Celebrity chef Ajay Chopra talks about his new venture, fusion food and the changing attitude towards Indian food.
A true Punjabi at heart, celebrity chef Ajay Chopra is quirky, funny and an absolute delight to interact with. He is quick to accept the prejudices Indian chefs still have to face on the world platform but at the same time, he is trying to break barriers by bringing authentic Indian cuisine on the global platter.
With his culinary creativity and immense passion for food, he has worked with some of the most prestigious names around the world like Gordon Ramsay and Angela Harn. But ask him what he loves to eat and he promptly says ‘Dimsums’, But when it comes to cooking, Galoti Kebab is his favourite.
The host of shows like Hi Tea, Chop Chop Chopra, and co-host and judge of MasterChef India season 1 and 2, Ajay was recently in Pune to launch Pandora Gastronomy and Bar, Nagar Road. While he has tried to maintain the authenticity of the cuisines, the menu is still very playful. To give you an idea they have experimented with Puneri Misal with Cheese Fondue on top. It is served as a Bunny Chao, red crust, loaded with cheese inside and farsan on top.
But he claims that the biggest USP is the portion sizes which are devised in such a way that everybody gets to choose from a variety of foods. So you can try out from an assortment of 10 dishes and not just limit yourself to one or two.
Besides his new venture, the chef also spoke about the emergence of regional dishes on the international platter and the changing perception toward Indian food.
Fusion or confusion
Ask Ajay about the ongoing fusion food trends and he is quick to remind you that he is not a great fan. He points out to the fact that there is a thin line between fusion and confusion. He explains, “That is where the whole concept of modern and progressive begins. So if I am a chef with a global perspective and I am in London and want to make an Indian dish with halibut, I have two ways to look at it: I take a piece of the fish, marinate it and put it in the tandoor.
Or, I take the soft and flaky fish and not put it in the tandoor but bake it and treat it like tandoori fish, and it comes out brilliantly. That way I can actually respect the ingredients and prepare a dish that is not fusion and call it Masala Halibut.”

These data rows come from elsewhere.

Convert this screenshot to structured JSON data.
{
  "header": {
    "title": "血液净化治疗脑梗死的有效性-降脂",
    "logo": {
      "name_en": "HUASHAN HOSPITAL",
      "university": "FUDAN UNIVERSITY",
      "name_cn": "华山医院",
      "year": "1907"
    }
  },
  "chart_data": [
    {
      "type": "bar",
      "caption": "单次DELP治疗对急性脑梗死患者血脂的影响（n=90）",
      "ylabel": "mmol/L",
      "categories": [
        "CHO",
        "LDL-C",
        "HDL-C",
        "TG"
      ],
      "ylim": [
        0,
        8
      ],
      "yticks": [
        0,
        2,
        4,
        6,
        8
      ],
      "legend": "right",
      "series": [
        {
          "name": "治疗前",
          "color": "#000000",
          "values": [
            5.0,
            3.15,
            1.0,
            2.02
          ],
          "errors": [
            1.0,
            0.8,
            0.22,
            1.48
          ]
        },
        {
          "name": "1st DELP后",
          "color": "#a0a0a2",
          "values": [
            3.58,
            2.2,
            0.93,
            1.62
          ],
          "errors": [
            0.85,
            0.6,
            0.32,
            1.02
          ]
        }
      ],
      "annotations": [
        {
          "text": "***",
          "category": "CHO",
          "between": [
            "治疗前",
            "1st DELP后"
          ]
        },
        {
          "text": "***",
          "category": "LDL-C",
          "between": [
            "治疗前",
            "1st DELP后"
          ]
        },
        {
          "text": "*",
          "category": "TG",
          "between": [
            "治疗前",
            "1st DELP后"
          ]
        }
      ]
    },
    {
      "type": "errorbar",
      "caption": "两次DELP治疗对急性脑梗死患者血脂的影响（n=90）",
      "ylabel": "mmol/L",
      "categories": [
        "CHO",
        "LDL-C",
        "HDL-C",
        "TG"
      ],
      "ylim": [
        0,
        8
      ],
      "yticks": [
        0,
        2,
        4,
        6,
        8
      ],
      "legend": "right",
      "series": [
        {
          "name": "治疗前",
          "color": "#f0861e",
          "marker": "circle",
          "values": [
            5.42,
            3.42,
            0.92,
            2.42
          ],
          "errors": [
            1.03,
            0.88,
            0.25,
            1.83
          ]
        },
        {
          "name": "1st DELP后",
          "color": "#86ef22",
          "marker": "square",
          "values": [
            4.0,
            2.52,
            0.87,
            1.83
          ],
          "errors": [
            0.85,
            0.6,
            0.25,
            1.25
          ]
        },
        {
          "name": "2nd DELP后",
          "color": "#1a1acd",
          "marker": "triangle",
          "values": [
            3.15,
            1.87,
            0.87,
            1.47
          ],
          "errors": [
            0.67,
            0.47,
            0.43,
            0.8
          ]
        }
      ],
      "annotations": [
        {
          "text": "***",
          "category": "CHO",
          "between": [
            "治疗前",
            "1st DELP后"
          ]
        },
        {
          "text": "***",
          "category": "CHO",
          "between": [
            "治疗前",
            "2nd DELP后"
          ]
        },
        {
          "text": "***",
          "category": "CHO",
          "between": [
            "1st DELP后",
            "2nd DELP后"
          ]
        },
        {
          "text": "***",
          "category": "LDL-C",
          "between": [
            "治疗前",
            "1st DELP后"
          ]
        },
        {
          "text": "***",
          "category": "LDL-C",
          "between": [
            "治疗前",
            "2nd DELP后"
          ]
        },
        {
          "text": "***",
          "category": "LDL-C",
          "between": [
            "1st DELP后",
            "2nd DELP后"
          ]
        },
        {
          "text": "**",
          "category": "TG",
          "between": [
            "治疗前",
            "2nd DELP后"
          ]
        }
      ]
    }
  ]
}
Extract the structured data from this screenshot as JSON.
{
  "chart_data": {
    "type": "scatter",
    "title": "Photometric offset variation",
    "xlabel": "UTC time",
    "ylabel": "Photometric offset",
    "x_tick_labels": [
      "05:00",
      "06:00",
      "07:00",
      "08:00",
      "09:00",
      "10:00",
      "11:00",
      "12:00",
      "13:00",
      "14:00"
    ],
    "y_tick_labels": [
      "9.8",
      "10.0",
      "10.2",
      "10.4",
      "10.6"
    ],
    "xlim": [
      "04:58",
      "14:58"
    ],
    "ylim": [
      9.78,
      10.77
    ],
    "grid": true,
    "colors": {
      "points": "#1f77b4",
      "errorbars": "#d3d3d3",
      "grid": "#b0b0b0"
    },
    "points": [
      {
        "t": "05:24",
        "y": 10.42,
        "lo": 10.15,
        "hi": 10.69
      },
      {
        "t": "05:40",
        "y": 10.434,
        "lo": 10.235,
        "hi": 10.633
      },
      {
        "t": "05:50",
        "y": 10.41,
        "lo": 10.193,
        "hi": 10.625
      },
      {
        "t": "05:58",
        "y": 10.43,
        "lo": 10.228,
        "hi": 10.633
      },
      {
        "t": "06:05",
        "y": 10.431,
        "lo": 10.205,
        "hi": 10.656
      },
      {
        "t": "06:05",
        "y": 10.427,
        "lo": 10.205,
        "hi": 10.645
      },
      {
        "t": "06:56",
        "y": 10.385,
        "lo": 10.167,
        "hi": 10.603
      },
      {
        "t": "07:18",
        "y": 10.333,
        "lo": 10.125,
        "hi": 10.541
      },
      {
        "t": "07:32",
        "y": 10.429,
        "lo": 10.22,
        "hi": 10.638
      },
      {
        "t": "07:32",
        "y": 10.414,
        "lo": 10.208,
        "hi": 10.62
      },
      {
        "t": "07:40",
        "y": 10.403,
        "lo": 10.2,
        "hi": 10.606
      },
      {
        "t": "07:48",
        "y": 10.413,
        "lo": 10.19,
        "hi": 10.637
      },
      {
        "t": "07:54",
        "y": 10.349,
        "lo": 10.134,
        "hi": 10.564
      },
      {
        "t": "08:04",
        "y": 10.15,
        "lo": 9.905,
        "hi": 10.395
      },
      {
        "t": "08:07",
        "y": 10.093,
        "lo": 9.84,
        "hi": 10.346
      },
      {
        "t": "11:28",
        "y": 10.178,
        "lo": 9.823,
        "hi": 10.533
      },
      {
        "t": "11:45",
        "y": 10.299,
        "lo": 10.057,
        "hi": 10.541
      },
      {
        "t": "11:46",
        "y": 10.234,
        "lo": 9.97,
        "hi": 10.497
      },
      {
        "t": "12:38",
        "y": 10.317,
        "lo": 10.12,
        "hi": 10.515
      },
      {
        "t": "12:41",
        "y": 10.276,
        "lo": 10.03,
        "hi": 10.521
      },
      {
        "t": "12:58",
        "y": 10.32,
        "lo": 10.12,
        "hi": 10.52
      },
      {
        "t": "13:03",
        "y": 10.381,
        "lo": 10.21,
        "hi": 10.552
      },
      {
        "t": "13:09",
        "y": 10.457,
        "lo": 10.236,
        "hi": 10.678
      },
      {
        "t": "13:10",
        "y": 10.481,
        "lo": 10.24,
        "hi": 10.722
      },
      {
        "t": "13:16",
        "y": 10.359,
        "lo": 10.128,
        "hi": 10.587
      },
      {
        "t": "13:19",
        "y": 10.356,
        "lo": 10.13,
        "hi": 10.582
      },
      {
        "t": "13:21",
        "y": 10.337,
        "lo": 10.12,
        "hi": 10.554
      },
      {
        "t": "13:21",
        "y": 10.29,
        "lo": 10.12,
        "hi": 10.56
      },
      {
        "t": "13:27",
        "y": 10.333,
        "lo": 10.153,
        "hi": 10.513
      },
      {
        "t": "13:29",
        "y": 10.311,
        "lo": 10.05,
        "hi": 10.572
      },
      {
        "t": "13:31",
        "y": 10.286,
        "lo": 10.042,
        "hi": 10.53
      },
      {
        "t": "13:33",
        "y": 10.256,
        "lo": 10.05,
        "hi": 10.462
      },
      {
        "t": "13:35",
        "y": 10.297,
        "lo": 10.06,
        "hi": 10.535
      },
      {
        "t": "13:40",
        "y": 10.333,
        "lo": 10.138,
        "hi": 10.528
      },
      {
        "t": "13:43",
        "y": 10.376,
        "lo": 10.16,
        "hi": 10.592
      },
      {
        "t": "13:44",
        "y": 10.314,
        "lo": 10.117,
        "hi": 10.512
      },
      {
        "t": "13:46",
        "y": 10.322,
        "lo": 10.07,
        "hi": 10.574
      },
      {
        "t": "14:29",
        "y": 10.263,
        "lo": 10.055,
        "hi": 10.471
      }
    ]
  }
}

He also finds the idea of putting tomato ketchup in everything and calling it schezwan sauce ridiculous. “If I want to use tomato ketchup in something, I must have a good reason behind it, probably to give a lift or twist to my dish,” he says.
Eye for food ?
With the rise of ‘Instagram food’, people are consistently flaunting their dishes on social media but does it taste good? Says Ajay, “It is a three-level journey. You eat with your eyes first and once your eyes have said ‘yes’, then your belly starts saying ‘wow’ and then your mind signals and allows you to have it. So the three things are in conjunction and coordination. Unless the dish is plated beautifully, it will not tell a story — the thoughts, finesse and nuances that go into the making of a dish. A lot of art and science is involved in it.”
However, a lot of good-looking food may not necessarily taste good. “If a food looks great, it may not taste equally good. I am okay sometimes to compromise on Indian curries with their look because I know you can’t experiment much with that. If it is Nalli Nihari, then I want piping hot Nalli with meat falling off the bones and I should be able to dip my Khammi Roti and relish it.”
Chopra, who is also a part of the show Northern Flavours which celebrates authentic recipes and cooking styles from the northern region of the subcontinent, says, “The idea is to bring out a lot of regional dishes which a lot of India eats but then it is very specific to that zone. So if I tell a Delhite about Puneri Misal, he wouldn’t know. But a lot of that is changing now. I personally feel that regional food will get a lot more importance. Chefs are already working hard to bring different elements to it. For example, grains like jowar and bajra are being widely used now.”
Telling us about the perception of Indian food abroad, Chopra says, “USA still doesn’t know much about Indian food because 50 years ago, some sardarjis went to the USA and with the little information they had they thought they could create a big menu. They heard from somewhere about Rogan Josh or other recipes but their menu was pathetic. There are very few places that serve proper Indian food.
But at the same time, if you look at the UK, the country has witnessed an evolution of Indian food in the last 15 years. So from that time to when Vineet Bhatia, Atul Kochhar and Cyrus Todiwala started telling people that this is Indian food, or that Rogan Josh is nice and comes from Kashmir, and there are two ways of preparing it (one made by the pandits and the other by Muslims) — Indian food has seen a lot of transformation.
The perception of Indian food is changing everywhere. People in UAE love Indian food and the quality has improved immensely. Ajay explains, “Now is the time when the world is opening to us. I recently heard that Ranveer Brar and Saransh Goila have been invited to Harvard Business School, which is phenomenal.”